Three reasoning responses displayed side by side

There's also a logic analysis feature. Click "Analyze Logic" on any response and the backend sends that text back to the model with a different prompt: extract the symbolic form, identify the argument structure, check for logical fallacies, assess validity. It returns structured JSON that renders as a clean breakdown: symbolic notation, premises, conclusion, any fallacies detected with corrections.

Logic analysis panel showing symbolic form, premises, and fallacy detection

The first page includes response structure guidelines showing exactly what each reasoning type should look like, so you can evaluate whether the model actually followed the pattern. Useful for classroom discussion.

Deployment uses Docker Hub and nginx as a reverse proxy with HTTPS via Let's Encrypt. The frontend is built with the API URL baked in at build time via a Docker ARG, which meant rebuilding any time the domain changed. A lesson I learned the hard way after the /api path doubled up in the URL.

What I Learned

The most interesting finding was how much framing shapes content. Ask the same question three ways and you get genuinely different information surfaced. The inductive response cites examples the deductive one never mentions. The abductive one often surfaces a mechanism the other two skip past entirely.

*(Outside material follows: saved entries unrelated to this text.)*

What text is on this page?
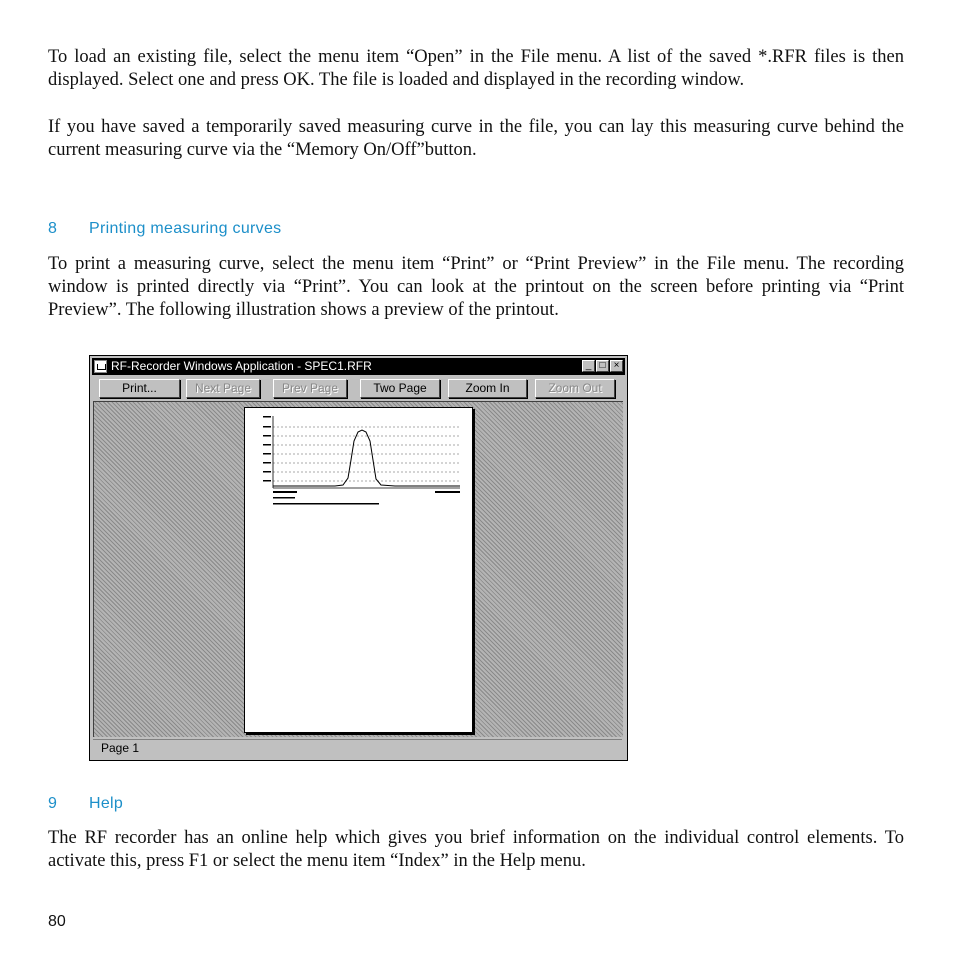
To load an existing file, select the menu item “Open” in the File menu. A list of the saved *.RFR files is then displayed. Select one and press OK. The file is loaded and displayed in the recording window.

If you have saved a temporarily saved measuring curve in the file, you can lay this measuring curve behind the current measuring curve via the “Memory On/Off”button.

8 Printing measuring curves

To print a measuring curve, select the menu item “Print” or “Print Preview” in the File menu. The recording window is printed directly via “Print”. You can look at the printout on the screen before printing via “Print Preview”. The following illustration shows a preview of the printout.

RF-Recorder Windows Application - SPEC1.RFR	_ □ ×
Print...	Next Page	Prev Page	Two Page	Zoom In	Zoom Out
Page 1
9 Help

The RF recorder has an online help which gives you brief information on the individual control elements. To activate this, press F1 or select the menu item “Index” in the Help menu.

80
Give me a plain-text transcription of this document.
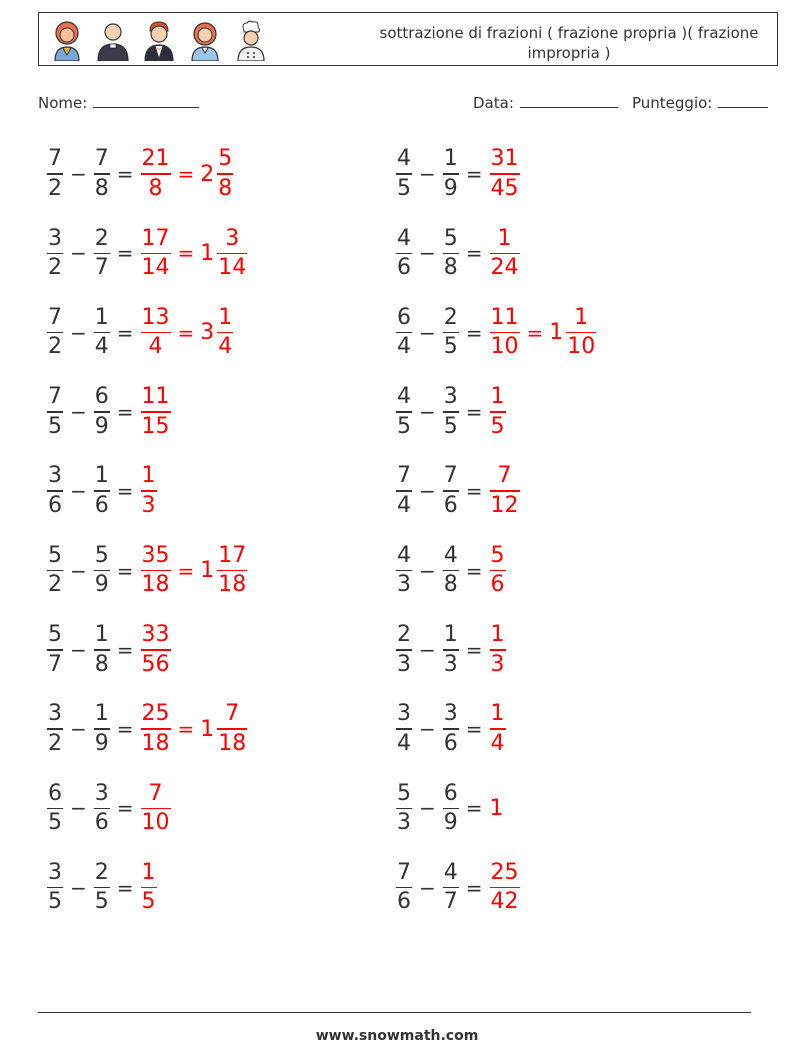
sottrazione di frazioni ( frazione propria )( frazione impropria )
Nome:	Data:	Punteggio:
$\frac{7}{2} - \frac{7}{8} = \frac{21}{8} = 2 \frac{5}{8}$	$\frac{4}{5} - \frac{1}{9} = \frac{31}{45}$
$\frac{3}{2} - \frac{2}{7} = \frac{17}{14} = 1 \frac{3}{14}$	$\frac{4}{6} - \frac{5}{8} = \frac{1}{24}$
$\frac{7}{2} - \frac{1}{4} = \frac{13}{4} = 3 \frac{1}{4}$	$\frac{6}{4} - \frac{2}{5} = \frac{11}{10} = 1 \frac{1}{10}$
$\frac{7}{5} - \frac{6}{9} = \frac{11}{15}$	$\frac{4}{5} - \frac{3}{5} = \frac{1}{5}$
$\frac{3}{6} - \frac{1}{6} = \frac{1}{3}$	$\frac{7}{4} - \frac{7}{6} = \frac{7}{12}$
$\frac{5}{2} - \frac{5}{9} = \frac{35}{18} = 1 \frac{17}{18}$	$\frac{4}{3} - \frac{4}{8} = \frac{5}{6}$
$\frac{5}{7} - \frac{1}{8} = \frac{33}{56}$	$\frac{2}{3} - \frac{1}{3} = \frac{1}{3}$
$\frac{3}{2} - \frac{1}{9} = \frac{25}{18} = 1 \frac{7}{18}$	$\frac{3}{4} - \frac{3}{6} = \frac{1}{4}$
$\frac{6}{5} - \frac{3}{6} = \frac{7}{10}$	$\frac{5}{3} - \frac{6}{9} = 1$
$\frac{3}{5} - \frac{2}{5} = \frac{1}{5}$	$\frac{7}{6} - \frac{4}{7} = \frac{25}{42}$
www.snowmath.com
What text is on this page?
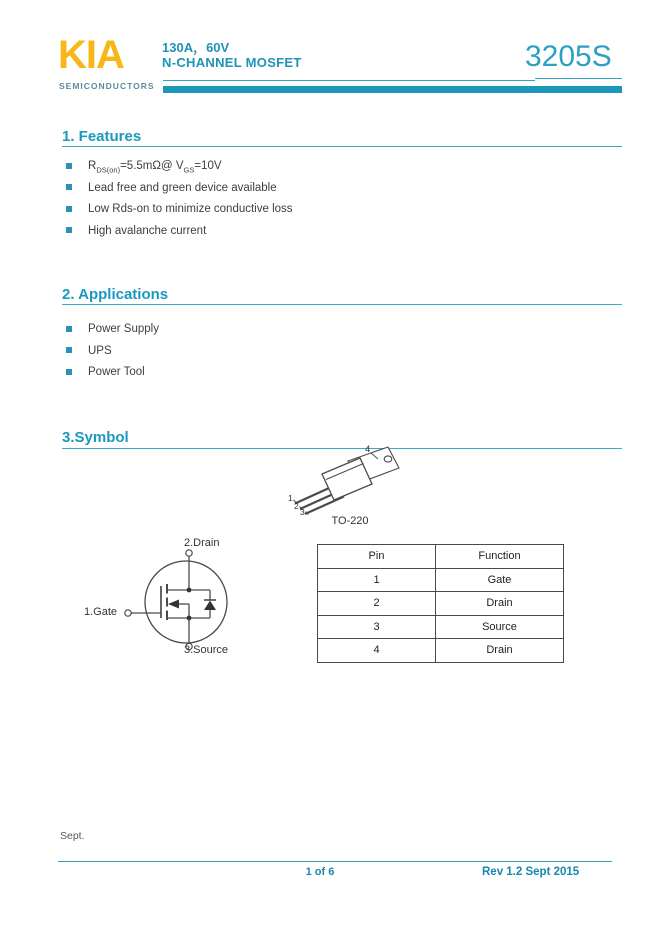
KIA
SEMICONDUCTORS
130A，60V
N-CHANNEL MOSFET	3205S
1. Features
$R_{DS(on)}=5.5m\Omega@$ $V_{GS}=10V$
Lead free and green device available
Low Rds-on to minimize conductive loss
High avalanche current
2. Applications
Power Supply
UPS
Power Tool
3.Symbol
1
2
3
4
TO-220
2.Drain
1.Gate
3.Source
Pin	Function
1	Gate
2	Drain
3	Source
4	Drain
Sept.
1 of 6	Rev 1.2 Sept 2015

It also made the limitations of LLMs more concrete. Sometimes a response labeled "deductive" is really just inductive in disguise. The model gestures at a general principle but then reasons from examples.

Prompt engineering did more heavy lifting than model selection. Getting the model to commit to a structure, not just mention it, required very specific instructions about format, connectors, and what not to do.

The live version is at aiethics.carlostrevisan.xyz and the code is on GitHub.

Same question, three answers, three ways of thinking. Turns out that's often enough to see where the reasoning breaks down.